Known Issues in MapReduce and YARN

This topic describes known issues, unsupported features and limitations for using MapReduce and YARN in this release of Cloudera Runtime.

Known Issues🔗

OPSAPS-57067: Yarn Service in Cloudera Manager reports stale configuration yarn.cluster.scaling.recommendation.enable.: Workaround: This issue does not affect the functionality. Restarting Yarn service will fix this issue.

JobHistory URL mismatch after server relocation: After moving the JobHistory Server to a new host, the URLs listed for the JobHistory Server on the ResourceManager web UI still point to the old JobHistory Server. This affects existing jobs only. New jobs started after the move are not affected.; Workaround: For any existing jobs that have the incorrect JobHistory Server URL, there is no option other than to allow the jobs to roll off the history over time. For new jobs, make sure that all clients have the updated mapred-site.xml that references the correct JobHistory Server.
CDH-49165: History link in ResourceManager web UI broken for killed Spark applications: When a Spark application is killed, the history link in the ResourceManager web UI does not work.; Workaround: To view the history for a killed Spark application, see the Spark HistoryServer web UI instead.
CDH-6808: Routable IP address required by ResourceManager: ResourceManager requires routable host:port addresses for yarn.resourcemanager.scheduler.address, and does not support using the wildcard 0.0.0.0 address.; Workaround: Set the address, in the form host:port, either in the client-side configuration, or on the command line when you submit the job.

OPSAPS-52066: Stacks under Logs Directory for Hadoop daemons are not accessible from Knox Gateway.

Stacks under the Logs directory for Hadoop daemons, such as NameNode, DataNode, ResourceManager, NodeManager, and JobHistoryServer are not accessible from Knox Gateway.

Workaround: Administrators can SSH directly to the Hadoop Daemon machine to collect stacks under the Logs directory.

CDPD-2936: Application logs are not accessible in WebUI2 or Cloudera Manager

Running Containers Logs from NodeManager local directory cannot be accessed either in Cloudera Manager or in WebUI2 due to log aggregation.

Workaround: Use the YARN log CLI to access application logs. For example:

yarn logs -applicationId <Application ID>

Apache Issue: YARN-9725

OPSAPS-50291: Environment variables HADOOP_HOME, PATH, LANG, and TZ are not getting whitelisted

It is possible to whitelist the environment variables HADOOP_HOME, PATH, LANG, and TZ, but the container launch environments do not have these variables set up automatically.
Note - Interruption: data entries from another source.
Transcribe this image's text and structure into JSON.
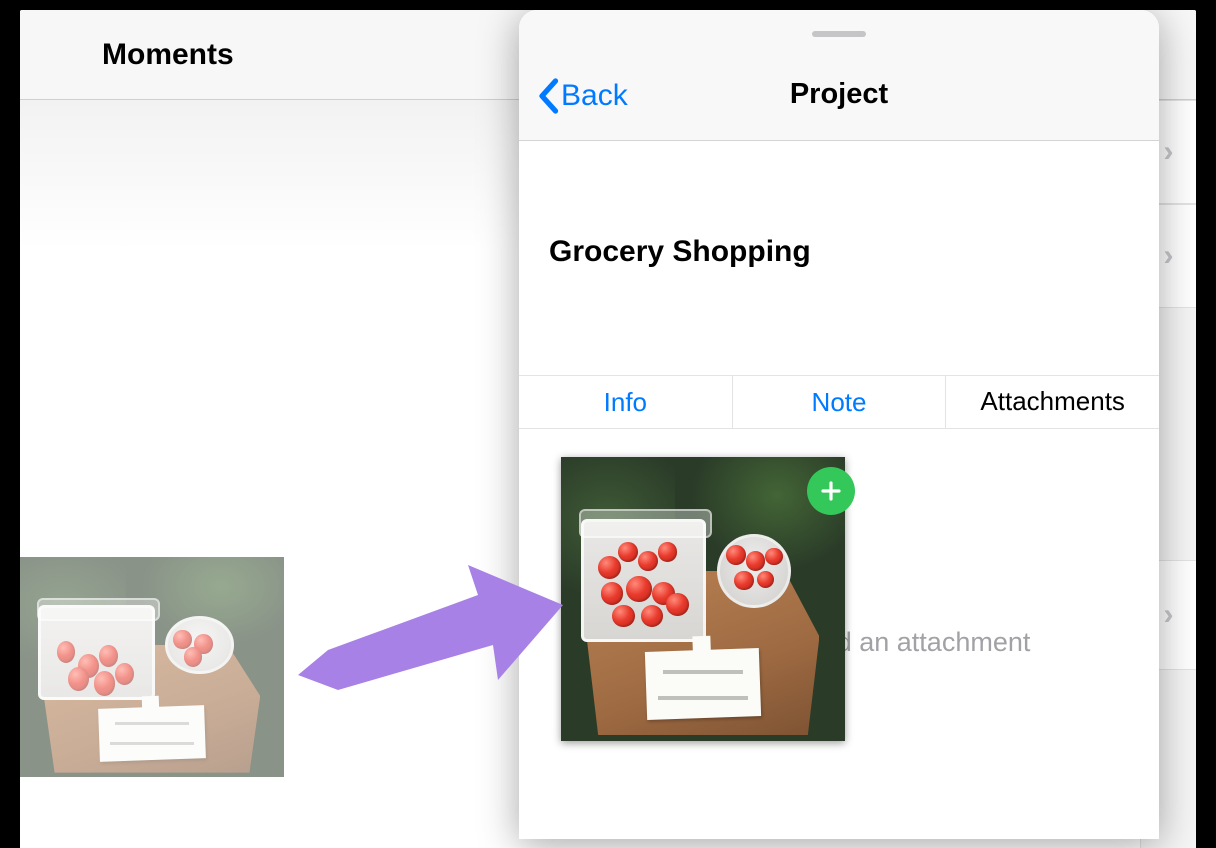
{
  "left": {
    "title": "Moments"
  },
  "popover": {
    "back_label": "Back",
    "title": "Project",
    "project_name": "Grocery Shopping",
    "tabs": {
      "info": "Info",
      "note": "Note",
      "attachments": "Attachments",
      "selected": "Attachments"
    },
    "attach_hint": "Tap below to add an attachment"
  },
  "colors": {
    "ios_blue": "#007aff",
    "ios_green": "#34c759",
    "arrow": "#a881e6"
  }
}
Workaround: You can manually add the required environment variables to the whitelist using Cloudera Manager.

In Cloudera Manager, select the YARN service.
Click the Configuration tab.
Search for Containers Environment Variable Whitelist.
Add the environment variables (HADOOP_HOME, PATH, LANG, TZ) which are required to the list.
Click Save Changes.
Restart all NodeManagers.
Check the YARN aggregated logs to ensure that newly whitelisted environment variables are set up for container launch.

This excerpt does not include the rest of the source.